So a big thing happened this week: the United States experienced its first total solar eclipse since 1979, and the first total eclipse to stretch from coast to coast in over a century. In ye olden days, eclipses were viewed with abject terror, as divine harbingers of death and destruction. This is understandable, given the scientific limitations of the time, and the potentially frightening experience of the sun disappearing midday. Today, eclipses are viewed as “cool” or as simply an accidental quirk of the rocks circling our sun. But I think there could be some truth to the “divine sign” idea, though not as a sign of devastation.
The sun has long been used as a symbol of Jesus Christ, the Son of God. Of course, “son” and “sun” are similar words, but the symbolic connection predates the English language. Jesus is the “Light of the World.” As the sun rises over the horizon, overcoming the darkness, so Jesus rises from the dead, defeating death forever. The sun as a symbol figures prominently in the badge of the Society of Jesus, which is today seen as the major charge of the coat of arms of Pope Francis:
The moon has equally long been used as a symbol of the Blessed Virgin Mary. This is in large part because she is identified as the Woman in the Revelation of Saint John, who is “clothed with the sun, with the moon under her feet, and on her head a crown of twelve stars.” (Revelation 12:1) The image of Our Lady of Guadalupe includes Mary standing on the crescent moon, and the moon is used as a heraldric device for Mary, such as in the coat of arms of my local church, the Archdiocese of Mobile:
Mary’s identification with the moon is particularly apt because of what the moon actually does. The moon has no light of its own. It merely reflects to us the light of the sun. Mary, too, is not noticeable on her own, but is radiant because she perfectly reflects to us the light and love and grace of her Son, Jesus Christ.
Just as the sun and moon reveal Jesus and Mary, I think that so too does an eclipse—a special confluence of the sun and the moon—reveal the relationship between Jesus and Mary and our experience of that relationship.
I firmly believe that “the heavens declare the glory of God; the firmament proclaims the work of his hands.” (Psalm 19:1) I take this message seriously. Sacred Scripture itself shows that in many ways God has painted the Gospel message in the medium of His creation. The stars themselves are his paintbrush. The birth of Our Savior, of the Creator’s own Son, was announced by a “star at its rising.” (Matthew 2:1) In ancient Judea, this language could have had a number of meanings, but something in the sky caught the notice of the learned.
And this eclipse we have experienced should catch our notice. A total solar eclipse such as the one just seen in the United States occurs when the moon passes just perfectly between the earth and sun, completely blocking out the surface of the sun. With the surface blotted out, it is possible to see the sun’s corona with the naked eye. The corona is always there, an aura of plasma extending out from the sun in every direction, but is only visible during a solar eclipse, when the moon shields us from the full glare of the sun’s surface.
As the moon stands in the gap between the earth and the sun, so too does Mary stand in the gap between us and the Son.

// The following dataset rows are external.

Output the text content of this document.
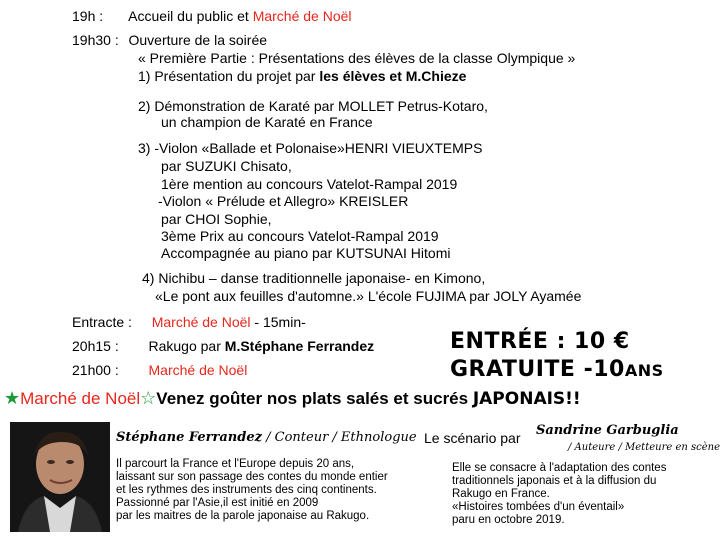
19h : Accueil du public et Marché de Noël
19h30 : Ouverture de la soirée
« Première Partie : Présentations des élèves de la classe Olympique »
1) Présentation du projet par les élèves et M.Chieze
2) Démonstration de Karaté par MOLLET Petrus-Kotaro,
un champion de Karaté en France
3) -Violon «Ballade et Polonaise»HENRI VIEUXTEMPS
par SUZUKI Chisato,
1ère mention au concours Vatelot-Rampal 2019
-Violon « Prélude et Allegro» KREISLER
par CHOI Sophie,
3ème Prix au concours Vatelot-Rampal 2019
Accompagnée au piano par KUTSUNAI Hitomi
4) Nichibu – danse traditionnelle japonaise- en Kimono,
«Le pont aux feuilles d'automne.» L'école FUJIMA par JOLY Ayamée
Entracte : Marché de Noël - 15min-
20h15 : Rakugo par M.Stéphane Ferrandez
21h00 : Marché de Noël
ENTRÉE : 10 €
GRATUITE -10ANS
★Marché de Noël☆Venez goûter nos plats salés et sucrés JAPONAIS!!
Stéphane Ferrandez / Conteur / Ethnologue
Il parcourt la France et l'Europe depuis 20 ans,
laissant sur son passage des contes du monde entier
et les rythmes des instruments des cinq continents.
Passionné par l'Asie,il est initié en 2009
par les maitres de la parole japonaise au Rakugo.
Le scénario par Sandrine Garbuglia
/ Auteure / Metteure en scène
Elle se consacre à l'adaptation des contes
traditionnels japonais et à la diffusion du
Rakugo en France.
«Histoires tombées d'un éventail»
paru en octobre 2019.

She has no desire to best Jesus, to block us from ever seeing His Light. But every once in a while, she stands between us and Him so that we can see Him better. She humanizes Jesus, lifting her veil so we are shielded momentarily from His shimmering glory, and can experience parts of Jesus that we would never be able to see otherwise. His corona, His humanity, is visible around her veil, and we see the deep love he has for us. And then, like the end of an eclipse, she drops her veil and again we are enveloped in his wondrous light.
Take notice of this sign in the sky, this sign of Our Savior and His Mother. Take advantage of the Veil of the Virgin to see her Son more fully.